The second violation was also serious. The inspector noted that the person in charge "could not correctly answer all questions regarding main food borne illnesses." That citation was marked Priority Foundation, meaning it points to a gap in the foundational knowledge the state requires of whoever is running the floor.
A third, lower-level violation involved a storage bin of rice in the food prep area that was not labeled. That was corrected on the spot.
What These Violations Mean
Acidified rice is the reason sushi carries a different set of food safety rules than most grocery items. Raw fish served at room temperature is a known vehicle for bacterial growth, particularly from pathogens like Staphylococcus aureus and Bacillus cereus. The acidity of properly prepared sushi rice, when its pH is measured and confirmed according to an approved protocol, is what keeps that risk in check.
When a facility receives state approval to operate a special process like acidification, it is signing on to a specific written procedure. Fujisan Sushi had that approval. The problem in February was that the employee responsible for the process was not following it. Using bare hands instead of a utensil to mix the slurry is not a technicality. It is the kind of deviation that can introduce contamination into the very step designed to make the product safe.
The person-in-charge knowledge violation compounds the concern. State rules require that someone with authority at a food establishment be able to correctly identify the major foodborne illnesses, their symptoms, and the conditions that allow them to spread. That requirement exists because the person in charge is the last line of defense when an inspector is not present. At Fujisan Sushi in February, the person filling that role could not answer those questions correctly.
The unlabeled rice bin, by contrast, is a lower-stakes issue. Unlabeled containers can cause employees to confuse ingredients or misjudge storage times, but it does not carry the same direct public health risk as the other two findings.
The Longer Record
Fujisan Sushi, The Villages: Inspection History
FDACS records show seven inspections at this location going back to March 2023. The shop has passed several of those visits with zero violations, including three focused inspections in 2024 and early 2025 and a preoperational check in October 2025.

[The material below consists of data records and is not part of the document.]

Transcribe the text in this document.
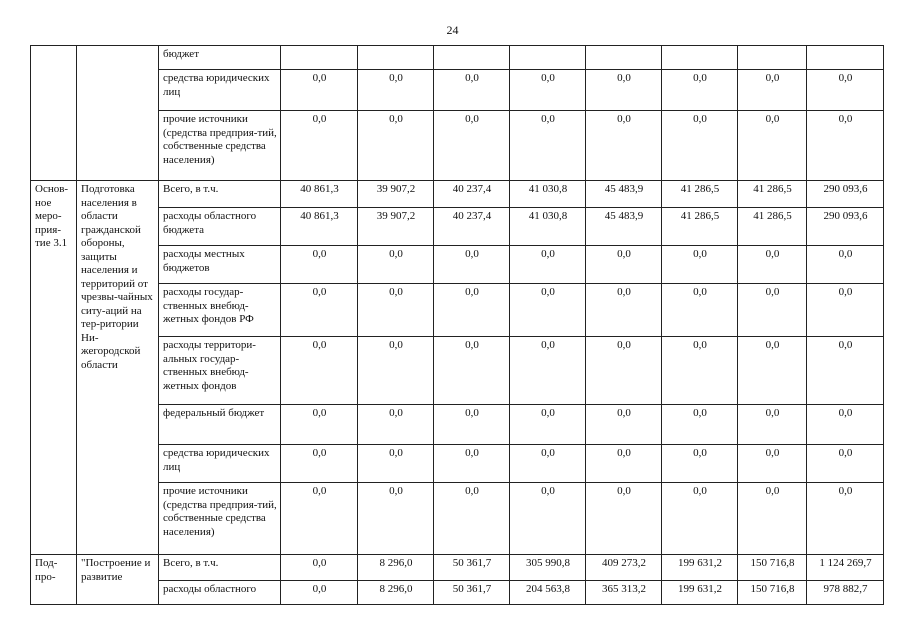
24
		бюджет								
		средства юридических лиц	0,0	0,0	0,0	0,0	0,0	0,0	0,0	0,0
		прочие источники (средства предприя-тий, собственные средства населения)	0,0	0,0	0,0	0,0	0,0	0,0	0,0	0,0
Основ-ное меро-прия-тие 3.1	Подготовка населения в области гражданской обороны, защиты населения и территорий от чрезвы-чайных ситу-аций на тер-ритории Ни-жегородской области	Всего, в т.ч.	40 861,3	39 907,2	40 237,4	41 030,8	45 483,9	41 286,5	41 286,5	290 093,6
		расходы областного бюджета	40 861,3	39 907,2	40 237,4	41 030,8	45 483,9	41 286,5	41 286,5	290 093,6
		расходы местных бюджетов	0,0	0,0	0,0	0,0	0,0	0,0	0,0	0,0
		расходы государ-ственных внебюд-жетных фондов РФ	0,0	0,0	0,0	0,0	0,0	0,0	0,0	0,0
		расходы территори-альных государ-ственных внебюд-жетных фондов	0,0	0,0	0,0	0,0	0,0	0,0	0,0	0,0
		федеральный бюджет	0,0	0,0	0,0	0,0	0,0	0,0	0,0	0,0
		средства юридических лиц	0,0	0,0	0,0	0,0	0,0	0,0	0,0	0,0
		прочие источники (средства предприя-тий, собственные средства населения)	0,0	0,0	0,0	0,0	0,0	0,0	0,0	0,0
Под-про-	"Построение и развитие	Всего, в т.ч.	0,0	8 296,0	50 361,7	305 990,8	409 273,2	199 631,2	150 716,8	1 124 269,7
		расходы областного	0,0	8 296,0	50 361,7	204 563,8	365 313,2	199 631,2	150 716,8	978 882,7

The March 2025 inspection is worth noting. That visit produced four violations, one of which was a repeat, meaning inspectors had seen the same problem at a prior visit and it had not been resolved. The records do not specify which violation repeated, but the pattern of recurring findings across three separate sanitation inspections, 2023, 2025, and now 2026, suggests the facility has not fully stabilized its compliance in areas beyond the basic pass-or-fail threshold.
None of the violations from the February 4, 2026 inspection were marked as repeats. But the acidified rice procedure failure and the person-in-charge knowledge gap were not corrected on site in the way a simple labeling fix can be. The inspector noted that the person in charge demonstrated the correct procedure during the visit, but whether staff training has since addressed the underlying gaps is not reflected in the available records.
The February 2026 inspection closed with a result of Met Sanitation Inspection Requirements, meaning the shop was not ordered closed. As of that visit, the person in charge still could not correctly answer all questions about the major foodborne illnesses.